AIM: To investigate whether transforming growth factor-β1 (TGF-β1) signaling pathway is involved in the pathogenesis of primary biliary cirrhosis (PBC).

METHODS: A murine model of PBC was developed by injection of polyinosinic polycytidylic acids (poly I: C) in C57BL/6 mice, and the liver expressions of TGF β1, TGF-β receptor I (TβRI), TGF-β receptor II (TβRII), p-Smad2/3, monoclonal α-smooth muscle actin antibody (α-SMA) and α1 (I) collagen in the mouse model and control mice were evaluated by immunohistochemistry, immunoblotting and real-time polymerase chain reaction (RT-PCR). Lymphocyte subsets in liver were analyzed using flow cytometry.
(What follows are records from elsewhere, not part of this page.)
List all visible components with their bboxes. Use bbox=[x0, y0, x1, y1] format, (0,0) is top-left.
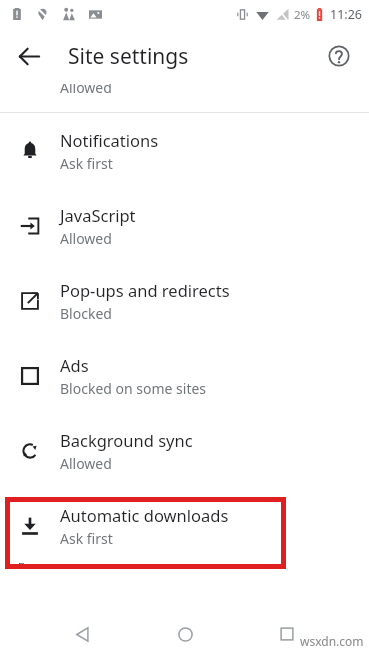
staticText: Blocked on some sites bbox=[60, 379, 207, 398]
staticText: Site settings bbox=[68, 42, 189, 71]
button[interactable]: Protected content bbox=[0, 563, 369, 568]
staticText: wsxdn.com bbox=[300, 633, 364, 649]
staticText: Automatic downloads bbox=[60, 504, 229, 526]
button[interactable]: Background sync bbox=[0, 413, 369, 488]
button[interactable]: JavaScript bbox=[0, 188, 369, 263]
staticText: Background sync bbox=[60, 429, 193, 451]
staticText: 2% bbox=[294, 7, 311, 23]
staticText: JavaScript bbox=[60, 204, 136, 226]
button[interactable]: Ads bbox=[0, 338, 369, 413]
button[interactable]: Sound bbox=[0, 84, 369, 112]
staticText: Protected content bbox=[60, 563, 199, 568]
button[interactable]: Back bbox=[61, 614, 103, 654]
button[interactable]: Pop-ups and redirects bbox=[0, 263, 369, 338]
staticText: Pop-ups and redirects bbox=[60, 279, 230, 301]
button[interactable]: Notifications bbox=[0, 113, 369, 188]
staticText: Ads bbox=[60, 354, 89, 376]
staticText: Ask first bbox=[60, 529, 113, 548]
button[interactable]: Recents bbox=[266, 614, 308, 654]
staticText: Allowed bbox=[60, 229, 112, 248]
staticText: 11:26 bbox=[330, 6, 362, 23]
staticText: Notifications bbox=[60, 129, 159, 151]
button[interactable]: Home bbox=[164, 614, 206, 654]
staticText: Allowed bbox=[60, 84, 112, 97]
staticText: Ask first bbox=[60, 154, 113, 173]
staticText: Allowed bbox=[60, 454, 112, 473]
button[interactable]: Back bbox=[7, 34, 51, 78]
button[interactable]: Automatic downloads bbox=[0, 488, 369, 563]
staticText: Blocked bbox=[60, 304, 112, 323]
button[interactable]: Help bbox=[317, 34, 361, 78]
RESULTS: The mouse model had several key phenotypic features of human PBC, including elevated levels of alkaline phosphatase, antimitochondrial antibodies, portal bile ducts inflammation, and progressive collagen deposition. Compared with control mice, protein and mRNA levels of TGF β1, TβRI, TβRII, p-Smad2/3, α-SMA and α1 (I) collagen in liver (1.7 ± 0.4 vs 8.9 ± 1.8, 0.8 ± 0.2 vs 5.1 ± 1.5, 0.6 ± 0.01 vs 5.1 ± 0.1, 0.6 ± 0.3 vs 2.0 ± 0.3, 0.9 ± 0.4 vs 3.4 ± 0.6, 0.8 ± 0.4 vs 1.7 ± 0.3, 1.1 ± 1.2 vs 11.8 ± 0.6, P < 0.05), and the total number and percentage of CD4+ CD25+ FOXP3+ and CD8+ lymphocytes (0.01 ± 0.001 vs 0.004 ± 0.00, 0.12 ± 0.04 vs 0.52 ± 0.23, P < 0.01) were higher in the mouse model.
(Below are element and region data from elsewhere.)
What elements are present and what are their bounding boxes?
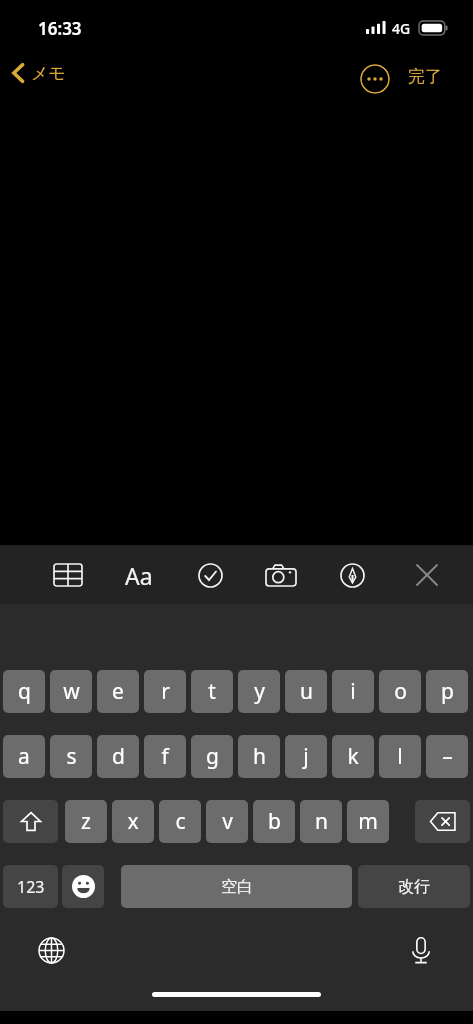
staticText: n xyxy=(315,807,328,836)
button[interactable]: c xyxy=(159,800,201,843)
button[interactable]: Backspace xyxy=(415,800,470,843)
button[interactable]: n xyxy=(300,800,342,843)
button[interactable]: Dictation xyxy=(400,929,442,971)
staticText: l xyxy=(397,742,403,771)
staticText: t xyxy=(208,677,216,706)
staticText: 改行 xyxy=(398,877,430,897)
button[interactable]: Numbers xyxy=(3,865,58,908)
staticText: g xyxy=(206,742,219,771)
button[interactable]: q xyxy=(3,670,45,713)
button[interactable]: Toolbar action xyxy=(407,555,447,595)
staticText: 16:33 xyxy=(38,17,82,40)
button[interactable]: 完了 xyxy=(404,62,446,91)
staticText: v xyxy=(222,807,233,836)
button[interactable]: l xyxy=(379,735,421,778)
button[interactable]: h xyxy=(238,735,280,778)
button[interactable]: y xyxy=(238,670,280,713)
button[interactable]: Emoji xyxy=(62,865,104,908)
button[interactable]: m xyxy=(347,800,389,843)
button[interactable]: Switch keyboard language xyxy=(30,929,72,971)
button[interactable]: Shift xyxy=(3,800,58,843)
staticText: 完了 xyxy=(408,66,442,87)
staticText: b xyxy=(268,807,281,836)
staticText: x xyxy=(127,807,139,836)
staticText: q xyxy=(18,677,31,706)
button[interactable]: d xyxy=(97,735,139,778)
button[interactable]: 空白 xyxy=(121,865,352,908)
staticText: 4G xyxy=(392,19,411,38)
staticText: s xyxy=(66,742,77,771)
staticText: – xyxy=(442,742,453,771)
button[interactable]: g xyxy=(191,735,233,778)
button[interactable]: p xyxy=(426,670,468,713)
staticText: j xyxy=(303,742,309,771)
button[interactable]: メモ xyxy=(8,58,70,88)
staticText: i xyxy=(350,677,356,706)
staticText: m xyxy=(358,807,378,836)
button[interactable]: a xyxy=(3,735,45,778)
staticText: z xyxy=(81,807,91,836)
staticText: w xyxy=(63,677,80,706)
staticText: y xyxy=(254,677,265,706)
button[interactable]: i xyxy=(332,670,374,713)
staticText: 空白 xyxy=(221,877,253,897)
button[interactable]: o xyxy=(379,670,421,713)
button[interactable]: s xyxy=(50,735,92,778)
button[interactable]: v xyxy=(206,800,248,843)
staticText: Aa xyxy=(125,560,153,591)
staticText: o xyxy=(394,677,407,706)
staticText: k xyxy=(347,742,359,771)
staticText: u xyxy=(300,677,313,706)
staticText: e xyxy=(112,677,124,706)
button[interactable]: Toolbar action xyxy=(48,555,88,595)
button[interactable]: More options xyxy=(360,64,390,94)
button[interactable]: z xyxy=(65,800,107,843)
button[interactable]: f xyxy=(144,735,186,778)
button[interactable]: r xyxy=(144,670,186,713)
button[interactable]: 改行 xyxy=(358,865,470,908)
button[interactable]: Toolbar action xyxy=(261,555,301,595)
staticText: c xyxy=(175,807,186,836)
staticText: d xyxy=(112,742,125,771)
staticText: 123 xyxy=(17,876,45,898)
button[interactable]: k xyxy=(332,735,374,778)
button[interactable]: – xyxy=(426,735,468,778)
button[interactable]: x xyxy=(112,800,154,843)
staticText: メモ xyxy=(31,63,66,84)
button[interactable]: Toolbar action xyxy=(119,555,159,595)
button[interactable]: j xyxy=(285,735,327,778)
button[interactable]: t xyxy=(191,670,233,713)
staticText: h xyxy=(253,742,266,771)
button[interactable]: Toolbar action xyxy=(332,555,372,595)
staticText: r xyxy=(161,677,170,706)
staticText: p xyxy=(441,677,454,706)
button[interactable]: b xyxy=(253,800,295,843)
staticText: f xyxy=(161,742,169,771)
button[interactable]: w xyxy=(50,670,92,713)
button[interactable]: Toolbar action xyxy=(190,555,230,595)
button[interactable]: u xyxy=(285,670,327,713)
button[interactable]: e xyxy=(97,670,139,713)
staticText: a xyxy=(18,742,30,771)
CONCLUSION: TGFβ1 might play a dual role in the development of PBC: it suppresses inflammatory response but operates to enhance fibrogenesis. The aberrant activity of TGF-β1 signaling contributes to the development of PBC.
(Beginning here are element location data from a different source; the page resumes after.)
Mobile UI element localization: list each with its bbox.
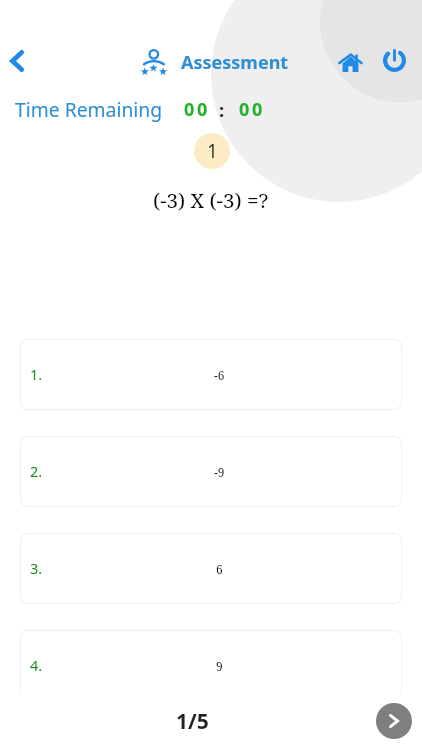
staticText: 00 (184, 97, 210, 122)
button[interactable]: 3. (20, 533, 402, 604)
staticText: 4. (30, 655, 43, 675)
button[interactable]: 2. (20, 436, 402, 507)
staticText: 2. (30, 461, 43, 481)
staticText: Time Remaining (15, 96, 163, 122)
staticText: Assessment (181, 50, 289, 75)
button[interactable]: 1. (20, 339, 402, 410)
staticText: 1 (207, 138, 218, 164)
button[interactable]: Home (330, 42, 370, 82)
button[interactable]: Power (374, 41, 414, 81)
staticText: -6 (214, 367, 225, 383)
staticText: 00 (239, 97, 265, 122)
staticText: : (219, 97, 225, 122)
button[interactable]: 4. (20, 630, 402, 701)
staticText: (-3) X (-3) =? (153, 186, 269, 214)
staticText: 3. (30, 558, 43, 578)
button[interactable]: Back (0, 41, 37, 81)
staticText: 1. (30, 364, 43, 384)
staticText: 9 (216, 658, 223, 674)
staticText: -9 (214, 464, 225, 480)
button[interactable]: Next question (376, 703, 412, 739)
staticText: 6 (216, 561, 223, 577)
staticText: 1/5 (176, 707, 209, 736)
Keywords: Primary biliary cirrhosis; Transforming growth factor-β1; Regulatory T cell; Liver

Core tip: Primary biliary cirrhosis (PBC) is an autoimmune liver disease. Recent studies suggest that transforming growth factor-β1 (TGF-β1) signaling pathway might play an important role in the pathogenesis of PBC. However, whether TGF-β1 signaling pathway is involved in the development of PBC is still unknown. The studies have provided new data of TGF-β1 signaling pathway involving the pathogenesis of PBC, which will pose significant impact on our understanding of the pathogeneses of PBC. TGF-β1 signaling pathway is a potential target for PBC treatment.